Do you prefer stocks that pay handsome dividend income? We ran a screen with this idea in mind.
We began by screening for high dividend yield stocks: those paying dividend yields above 4% and sustainable payout ratios below 50%.
Then to analyze these companies' profitability, we ran DuPont analysis on the names. DuPont analyzes profitability by breaking up return on equity (net income/equity) into three components:
= (Net Profit/Equity)
= (Net profit/Sales)*(Sales/Assets)*(Assets/Equity)
= (Net Profit margin)*(Asset turnover)*(Leverage ratio)
Because increases in net margin and asset turnover are considered good things, DuPont focuses on companies with these positive characteristics: Increasing ROE along with,
- Decreasing leverage, (i.e. decreasing Asset/Equity ratio)
- Improving asset use efficiency (i.e. increasing Sales/Assets ratio) and improving net profit margin (i.e. increasing Net Income/Sales ratio)
Those companies that pass DuPont are seeing positive trends in the sources of their increasing profitability, which adds further weight to the idea that the names are profitable.
For an interactive version of this chart, click on the image below.
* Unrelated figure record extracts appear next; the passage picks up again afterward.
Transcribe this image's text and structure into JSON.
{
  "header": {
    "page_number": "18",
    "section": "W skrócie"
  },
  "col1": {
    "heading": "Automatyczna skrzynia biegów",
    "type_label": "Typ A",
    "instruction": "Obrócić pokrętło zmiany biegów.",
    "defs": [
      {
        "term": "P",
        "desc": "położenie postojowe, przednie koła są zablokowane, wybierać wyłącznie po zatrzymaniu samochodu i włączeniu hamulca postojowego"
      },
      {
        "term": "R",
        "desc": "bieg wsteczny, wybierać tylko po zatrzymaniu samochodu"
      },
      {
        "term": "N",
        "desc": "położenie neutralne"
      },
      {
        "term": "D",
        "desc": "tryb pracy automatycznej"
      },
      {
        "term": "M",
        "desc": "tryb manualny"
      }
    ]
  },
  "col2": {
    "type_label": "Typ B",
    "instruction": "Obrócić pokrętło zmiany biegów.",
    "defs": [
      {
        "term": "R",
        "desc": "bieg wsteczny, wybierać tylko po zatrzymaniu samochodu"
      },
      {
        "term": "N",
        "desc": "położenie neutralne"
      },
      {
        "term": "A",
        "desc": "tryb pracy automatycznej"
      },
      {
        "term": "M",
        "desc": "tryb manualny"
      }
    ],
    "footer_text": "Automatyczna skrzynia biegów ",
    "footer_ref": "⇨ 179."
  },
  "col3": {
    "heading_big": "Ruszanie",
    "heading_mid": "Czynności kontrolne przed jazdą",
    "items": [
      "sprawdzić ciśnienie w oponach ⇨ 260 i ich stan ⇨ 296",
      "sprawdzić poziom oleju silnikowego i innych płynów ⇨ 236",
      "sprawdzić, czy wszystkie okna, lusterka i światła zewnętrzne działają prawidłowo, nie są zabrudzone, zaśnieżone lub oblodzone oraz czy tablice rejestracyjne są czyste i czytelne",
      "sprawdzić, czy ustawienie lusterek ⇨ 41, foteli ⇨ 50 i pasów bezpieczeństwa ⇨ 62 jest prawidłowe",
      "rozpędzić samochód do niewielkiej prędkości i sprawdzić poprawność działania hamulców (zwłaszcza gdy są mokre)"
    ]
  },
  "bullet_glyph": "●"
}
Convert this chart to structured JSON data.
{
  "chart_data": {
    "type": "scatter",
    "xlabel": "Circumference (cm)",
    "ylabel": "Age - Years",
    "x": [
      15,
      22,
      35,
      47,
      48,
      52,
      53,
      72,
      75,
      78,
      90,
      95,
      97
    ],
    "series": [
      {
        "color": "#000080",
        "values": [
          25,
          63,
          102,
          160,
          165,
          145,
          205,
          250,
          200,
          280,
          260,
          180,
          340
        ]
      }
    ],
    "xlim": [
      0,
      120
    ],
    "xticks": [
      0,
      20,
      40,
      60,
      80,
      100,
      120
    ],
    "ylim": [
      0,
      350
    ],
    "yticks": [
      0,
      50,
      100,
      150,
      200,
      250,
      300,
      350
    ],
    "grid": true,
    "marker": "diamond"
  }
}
Analyst ratings sourced from Zacks Investment Research.
click for interactive chart
Tool provided by Kapitall (www.kapitall.com).
Do you think these stocks pay reliable dividends? Use this list as a starting point for your own analysis.
List sorted by dividend yield.
1. Belo Corp. (NYSE:BLC): Operates as a television company. Market cap at $742.61M, most recent closing price at $7.19. Dividend yield at 4.39%, payout ratio at 32.30%. MRQ net profit margin at 14.6% vs. 10.87% y/y. MRQ sales/assets at 0.109 vs. 0.106 y/y. MRQ assets/equity at 5.484 vs. 5.896 y/y.
2. Sunoco Logistics Partners L.P. (NYSE:SXL): Engages in the transport, terminalling, and storage of refined products and crude oil, as well as the purchase and sale of crude oil in the United States. Market cap at $4.62B, most recent closing price at $44.34. Dividend yield at 4.22%, payout ratio at 47.75%. MRQ net profit margin at 4.58% vs. 3.87% y/y. MRQ sales/assets at 0.64 vs. 0.496 y/y. MRQ assets/equity at 4.232 vs. 4.869 y/y.
3. Oiltanking Partners, L.P. (NYSE:OILT): Provides integrated terminaling, storage, pipeline, and related services for third-party companies engaged in the production, distribution, and marketing of crude oil, refined petroleum products, and liquefied petroleum gas. Market cap at $1.37B, most recent closing price at $35.78. Dividend yield at 4.04%, payout ratio at 48.05%. MRQ net profit margin at 46.49% vs. 25.44% y/y. MRQ sales/assets at 0.109 vs. 0.101 y/y. MRQ assets/equity at 1.119 vs. 1.145 y/y.
4. FutureFuel Corp. (NYSE:FF): Engages in the manufacture and sale of specialty chemicals and bio-based products primarily in the United States. Market cap at $414.85M, most recent closing price at $9.97. Dividend yield at 4.02%, payout ratio at 42.43%. MRQ net profit margin at 8.29% vs. 4.92% y/y. MRQ sales/assets at 0.218 vs. 0.162 y/y. MRQ assets/equity at 1.343 vs. 1.352 y/y.
*Accounting data sourced from Google Finance, all other data sourced from Finviz.
Disclosure: I have no positions in any stocks mentioned, and no plans to initiate any positions within the next 72 hours. I wrote this article myself, and it expresses my own opinions. I am not receiving compensation for it (other than from Seeking Alpha). I have no business relationship with any company whose stock is mentioned in this article.